Kan de regering aangeven welke instantie ervoor zorg draagt dat de burger op een adequaat tijdstip bekend is met zijn inkomensgegeven nu het voor de burger van belang is dat hij bijtijds weet hoe te handelen wanneer hij een wijziging in zijn inkomensgegeven wil of het niet eens is met het inkomensgegeven dat voor hem geldt.

De leden van de PvdA-fractie stemmen in met een verbetering van de rechtsbescherming van burgers in het geval een verzoek om ambtshalve vermindering van het verzamelinkomen of jaarloon wordt afgewezen. Een dergelijke afwijzing wordt voortaan een voor bezwaar vatbare beschikking waarbij uiteindelijk de rechter kan worden geraadpleegd. Wat betekent dit naar verwachting voor de belasting van de rechterlijke macht?

Verantwoordelijkheidsverdeling

Hoe verhoudt zich de verantwoordelijkheid van de minister van Financiën voor de BR WOZ tot de zeggenschap en de verantwoordelijkheid van het college van B en W voor de BR WOZ, zo vragen de leden van de CDA-fractie? Is hier sprake van een gedeelde verantwoordelijkheid of is de minister van Financiën de beoogde eindverantwoordelijke?
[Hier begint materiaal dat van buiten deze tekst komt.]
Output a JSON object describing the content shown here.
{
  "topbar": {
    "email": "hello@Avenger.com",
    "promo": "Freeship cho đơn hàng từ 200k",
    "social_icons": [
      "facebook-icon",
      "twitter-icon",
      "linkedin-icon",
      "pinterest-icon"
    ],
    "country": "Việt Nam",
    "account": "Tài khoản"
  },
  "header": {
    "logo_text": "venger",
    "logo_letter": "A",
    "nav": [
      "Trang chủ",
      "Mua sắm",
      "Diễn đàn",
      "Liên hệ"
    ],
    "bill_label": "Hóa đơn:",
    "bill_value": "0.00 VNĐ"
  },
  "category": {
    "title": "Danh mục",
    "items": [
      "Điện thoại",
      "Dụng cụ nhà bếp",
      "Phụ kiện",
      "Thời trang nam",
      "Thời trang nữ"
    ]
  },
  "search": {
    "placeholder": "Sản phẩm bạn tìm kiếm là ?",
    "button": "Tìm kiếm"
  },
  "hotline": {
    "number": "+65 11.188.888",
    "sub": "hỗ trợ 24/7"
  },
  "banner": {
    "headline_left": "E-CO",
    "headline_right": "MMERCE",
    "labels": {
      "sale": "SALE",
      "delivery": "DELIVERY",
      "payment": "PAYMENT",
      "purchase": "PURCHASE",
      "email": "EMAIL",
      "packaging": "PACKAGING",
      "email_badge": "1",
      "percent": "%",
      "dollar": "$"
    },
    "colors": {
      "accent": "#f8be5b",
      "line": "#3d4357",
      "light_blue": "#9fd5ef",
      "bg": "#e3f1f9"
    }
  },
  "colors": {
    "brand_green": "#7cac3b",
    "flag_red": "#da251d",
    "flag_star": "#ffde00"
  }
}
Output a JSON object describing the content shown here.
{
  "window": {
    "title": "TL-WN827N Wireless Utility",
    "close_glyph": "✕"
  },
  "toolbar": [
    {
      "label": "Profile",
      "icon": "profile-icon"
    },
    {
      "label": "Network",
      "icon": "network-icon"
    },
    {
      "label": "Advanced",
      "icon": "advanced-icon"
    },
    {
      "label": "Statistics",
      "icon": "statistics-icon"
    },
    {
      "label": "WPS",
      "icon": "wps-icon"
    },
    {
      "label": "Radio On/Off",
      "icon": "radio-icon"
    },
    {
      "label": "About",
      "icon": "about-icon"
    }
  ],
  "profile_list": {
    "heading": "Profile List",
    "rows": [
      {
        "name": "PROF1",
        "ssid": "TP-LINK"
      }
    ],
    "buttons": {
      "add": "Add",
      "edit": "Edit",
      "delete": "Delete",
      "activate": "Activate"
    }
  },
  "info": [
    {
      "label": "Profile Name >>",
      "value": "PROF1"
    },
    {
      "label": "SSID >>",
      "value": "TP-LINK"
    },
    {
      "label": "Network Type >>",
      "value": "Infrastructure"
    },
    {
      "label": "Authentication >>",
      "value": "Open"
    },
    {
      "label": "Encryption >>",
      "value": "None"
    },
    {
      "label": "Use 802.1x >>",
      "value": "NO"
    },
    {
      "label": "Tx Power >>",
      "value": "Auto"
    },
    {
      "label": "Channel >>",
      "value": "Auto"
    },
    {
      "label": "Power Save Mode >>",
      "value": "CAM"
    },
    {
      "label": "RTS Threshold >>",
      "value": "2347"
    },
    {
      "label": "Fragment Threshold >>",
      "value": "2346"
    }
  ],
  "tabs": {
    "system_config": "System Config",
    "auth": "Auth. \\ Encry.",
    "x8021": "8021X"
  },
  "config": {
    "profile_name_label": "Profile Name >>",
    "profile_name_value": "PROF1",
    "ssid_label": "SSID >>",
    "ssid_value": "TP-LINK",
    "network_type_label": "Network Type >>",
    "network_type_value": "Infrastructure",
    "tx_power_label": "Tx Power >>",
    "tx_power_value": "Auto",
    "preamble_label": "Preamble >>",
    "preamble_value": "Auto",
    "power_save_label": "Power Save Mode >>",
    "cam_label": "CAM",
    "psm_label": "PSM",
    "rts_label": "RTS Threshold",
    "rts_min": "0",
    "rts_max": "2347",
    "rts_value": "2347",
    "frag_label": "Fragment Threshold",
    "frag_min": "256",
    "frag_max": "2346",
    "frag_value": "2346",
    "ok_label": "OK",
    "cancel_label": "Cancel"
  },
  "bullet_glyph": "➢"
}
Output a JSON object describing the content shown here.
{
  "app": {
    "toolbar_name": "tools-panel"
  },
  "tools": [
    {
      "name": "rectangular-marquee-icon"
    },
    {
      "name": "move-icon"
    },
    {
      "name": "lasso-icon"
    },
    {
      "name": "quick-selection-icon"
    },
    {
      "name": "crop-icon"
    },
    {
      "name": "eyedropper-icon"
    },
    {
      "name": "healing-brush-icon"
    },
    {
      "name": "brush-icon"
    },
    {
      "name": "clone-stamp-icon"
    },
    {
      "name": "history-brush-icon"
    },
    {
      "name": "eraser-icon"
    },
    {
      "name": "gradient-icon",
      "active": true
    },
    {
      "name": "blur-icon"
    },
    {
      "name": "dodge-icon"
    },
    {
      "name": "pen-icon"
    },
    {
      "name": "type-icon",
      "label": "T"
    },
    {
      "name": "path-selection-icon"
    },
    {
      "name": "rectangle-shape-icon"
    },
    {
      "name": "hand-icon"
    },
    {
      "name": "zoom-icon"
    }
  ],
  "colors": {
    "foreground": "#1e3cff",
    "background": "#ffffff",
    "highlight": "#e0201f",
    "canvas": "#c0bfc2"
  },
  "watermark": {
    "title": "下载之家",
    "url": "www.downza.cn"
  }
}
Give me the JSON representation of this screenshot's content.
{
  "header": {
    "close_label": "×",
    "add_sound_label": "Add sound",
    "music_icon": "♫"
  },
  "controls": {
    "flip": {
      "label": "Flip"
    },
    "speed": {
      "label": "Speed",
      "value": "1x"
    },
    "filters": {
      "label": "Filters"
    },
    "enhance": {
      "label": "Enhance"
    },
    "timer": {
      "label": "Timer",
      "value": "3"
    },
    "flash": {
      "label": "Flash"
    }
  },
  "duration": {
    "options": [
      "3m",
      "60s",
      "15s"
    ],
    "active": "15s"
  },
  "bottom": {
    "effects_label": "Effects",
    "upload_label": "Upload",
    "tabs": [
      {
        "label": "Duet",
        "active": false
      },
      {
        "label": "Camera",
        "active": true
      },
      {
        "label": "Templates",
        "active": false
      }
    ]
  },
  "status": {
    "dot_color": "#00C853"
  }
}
Het valt de leden van de SP-fractie op dat de instelling van een basisregister steeds gebeurt onder de verantwoordelijkheid van een andere bewindspersoon. Bij het Handelsregister was het bijvoorbeeld de staatssecretaris van Economische Zaken en de onderhavige registers vallen onder de verantwoordelijkheid van de staatssecretaris van Financiën. Zou het niet eenvoudiger en duidelijker zijn om de verantwoordelijkheid voor alle basisregisters onder één bewindspersoon te laten vallen, bijvoorbeeld de minister of staatssecretaris van Binnenlandse Zaken?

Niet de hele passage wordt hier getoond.